Mr. Nobody: A Novel

Image of Mr. Nobody: A Novel
Author(s): 
Release Date: 
January 7, 2020
Publisher/Imprint: 
Ballantine Books
Pages: 
304
Reviewed by: 

“A clever story with a well-written and worked out plot, a window into the world of neuroscience and a meditation on consciousness and identity, Mr. Nobody is well-researched and meticulously plotted. A suspenseful read.”

“No one becomes a psychiatrist by accident,” muses Dr. Emma Lewis as she speeds in her car, toward her patient, Mr. Nobody. Also known as “Matthew” and “Stephen,” Emma’s charge is a mystery man whose memory has been wiped from his brain by trauma and is the focus of a dizzying array of questions in the psychological thriller by Catherine Stedman.

In this opening scenario, which flashes forward in the plot, the question is posed: Why, then, did Emma become a psychiatrist? The rest of the novel squeezes out the answer to this, one hint at a time.

Racing toward the beach where Mr. Nobody was found months ago, stumbling around with no identity and no memory of his former life, Emma is determined to notice everything so she won’t make the same mistake this time.

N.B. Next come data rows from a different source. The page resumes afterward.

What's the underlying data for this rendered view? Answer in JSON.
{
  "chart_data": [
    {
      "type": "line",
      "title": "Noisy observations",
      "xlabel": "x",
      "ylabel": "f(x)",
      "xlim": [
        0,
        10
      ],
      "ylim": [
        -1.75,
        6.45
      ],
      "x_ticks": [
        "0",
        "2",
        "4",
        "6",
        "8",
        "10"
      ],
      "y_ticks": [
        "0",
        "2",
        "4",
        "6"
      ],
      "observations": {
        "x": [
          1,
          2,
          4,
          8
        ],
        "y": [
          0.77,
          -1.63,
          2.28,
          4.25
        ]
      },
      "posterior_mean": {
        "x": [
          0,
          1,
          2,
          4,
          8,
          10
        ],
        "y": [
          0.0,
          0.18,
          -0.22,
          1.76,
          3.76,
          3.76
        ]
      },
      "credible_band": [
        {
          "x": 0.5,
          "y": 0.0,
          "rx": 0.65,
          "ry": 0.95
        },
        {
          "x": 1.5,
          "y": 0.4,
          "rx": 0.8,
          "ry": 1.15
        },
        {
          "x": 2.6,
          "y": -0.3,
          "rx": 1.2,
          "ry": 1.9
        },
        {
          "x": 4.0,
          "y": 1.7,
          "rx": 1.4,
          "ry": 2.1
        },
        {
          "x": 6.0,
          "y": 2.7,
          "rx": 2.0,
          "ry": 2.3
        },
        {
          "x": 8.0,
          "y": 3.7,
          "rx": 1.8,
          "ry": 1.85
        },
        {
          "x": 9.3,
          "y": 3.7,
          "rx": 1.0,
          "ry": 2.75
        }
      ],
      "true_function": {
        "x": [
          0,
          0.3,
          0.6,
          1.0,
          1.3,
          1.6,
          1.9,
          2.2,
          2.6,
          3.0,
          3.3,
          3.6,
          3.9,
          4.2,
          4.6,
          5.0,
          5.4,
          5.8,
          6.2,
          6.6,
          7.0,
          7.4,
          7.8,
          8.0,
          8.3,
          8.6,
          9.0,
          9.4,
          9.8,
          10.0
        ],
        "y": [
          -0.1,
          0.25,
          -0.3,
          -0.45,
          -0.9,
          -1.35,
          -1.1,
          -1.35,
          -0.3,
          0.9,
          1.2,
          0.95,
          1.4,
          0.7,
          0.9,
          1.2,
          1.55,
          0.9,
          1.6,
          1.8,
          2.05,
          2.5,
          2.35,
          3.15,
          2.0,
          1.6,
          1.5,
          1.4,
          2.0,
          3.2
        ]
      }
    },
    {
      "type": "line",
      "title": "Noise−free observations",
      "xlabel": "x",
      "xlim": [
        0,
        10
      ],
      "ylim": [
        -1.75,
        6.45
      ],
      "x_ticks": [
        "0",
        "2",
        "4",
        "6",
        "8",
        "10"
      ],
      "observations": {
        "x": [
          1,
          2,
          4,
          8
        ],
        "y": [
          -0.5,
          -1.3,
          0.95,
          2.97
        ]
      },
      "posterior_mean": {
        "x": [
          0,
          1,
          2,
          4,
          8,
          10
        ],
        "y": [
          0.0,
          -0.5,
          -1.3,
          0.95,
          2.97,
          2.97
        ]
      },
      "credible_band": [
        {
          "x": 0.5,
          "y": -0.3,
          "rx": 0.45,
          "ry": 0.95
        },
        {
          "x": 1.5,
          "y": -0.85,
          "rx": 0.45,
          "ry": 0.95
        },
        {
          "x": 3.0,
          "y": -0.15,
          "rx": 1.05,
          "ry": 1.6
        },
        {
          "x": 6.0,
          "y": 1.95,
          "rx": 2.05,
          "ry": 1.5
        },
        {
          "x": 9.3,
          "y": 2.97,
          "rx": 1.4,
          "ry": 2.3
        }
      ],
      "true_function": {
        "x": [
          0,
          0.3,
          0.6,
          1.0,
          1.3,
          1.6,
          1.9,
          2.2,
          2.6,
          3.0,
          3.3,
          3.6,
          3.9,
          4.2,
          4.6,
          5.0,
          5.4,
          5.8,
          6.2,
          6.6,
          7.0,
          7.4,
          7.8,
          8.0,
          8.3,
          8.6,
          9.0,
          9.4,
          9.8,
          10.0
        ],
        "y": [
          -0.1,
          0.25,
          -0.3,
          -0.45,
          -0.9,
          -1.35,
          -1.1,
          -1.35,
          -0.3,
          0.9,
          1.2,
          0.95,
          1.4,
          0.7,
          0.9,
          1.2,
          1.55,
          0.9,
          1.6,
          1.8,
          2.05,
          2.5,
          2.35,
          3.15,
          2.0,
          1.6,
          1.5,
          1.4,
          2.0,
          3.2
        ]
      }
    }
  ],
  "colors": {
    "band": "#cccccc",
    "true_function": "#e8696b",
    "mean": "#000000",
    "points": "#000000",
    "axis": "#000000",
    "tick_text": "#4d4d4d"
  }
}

She wants to stop something awful from happening. What does she want to stop? This and other questions are posed in the first chapter of this novel—questions that provoke curiosity in the reader and lay the groundwork for the unfolding drama in this complex story.

Beginning with a view of the man himself from the inside as he comes to consciousness on a British beach, the reader is introduced to the experience of amnesia and comes up firmly on the side of the bewildered, lost man. Mr. Nobody, as he is later dubbed by the press— doesn’t remember anything about who he is, where he is or why—only the belief that his memories will return, eventually. The novel unfolds, answering these questions, while piling up more around every corner.

Lead consultant neurophysicist in a busy London hospital, a workaholic with a kind heart, Emma is experienced healing patients who have lost huge swaths of memory. But when the case of Mr. Nobody washes up on a beach, a leader in the field of neuropsychology contacts Dr. Lewis and gives her this career enhancing case. All she has to do is move to the small town she lived in with her family years ago.

Although Emma hesitates, she agrees to the mission and her reputation as a doctor and as a person is soon put on the line. The case becomes a press magnet, and as Dr. Emma begins to test her client and make diagnostic assumptions about his rare condition, she notices that he seems to know her (real, hidden) identity as well as details of her past that she has recently tried to submerge. 

Little by little, details from both lives begin to emerge, creating personal harassment and danger for Emma, while questions continue to pile up about Mr. Nobody, whom Emma now calls Matthew. As Emma dodges the press to shield herself from her past secrets being exposed, as she learns more about Matthew, novelist Stedman answers selective questions she has posed about Emma’s secrets. As Emma jumps from diagnosis to assumption about “Matthew,” his guessed identity and agenda change like a chameleon. And against her better instincts, Emma is drawn to him and begins to care for him as a person and a man.

When at last he reveals himself to her, she is alone with him and in mortal danger. The novel then unfolds like an action thriller, the ending of a movie we’ve seen hundreds of times.

The resolution of Mr. Nobody rests on the best intentions of this doctor to heed the Hippocratic oath: Do no harm. In the last scenes, she has to balance that against her own safety.

A clever story with a well-written and worked out plot, a window into the world of neuroscience and a meditation on consciousness and identity, Mr. Nobody is well-researched and meticulously plotted. A suspenseful read.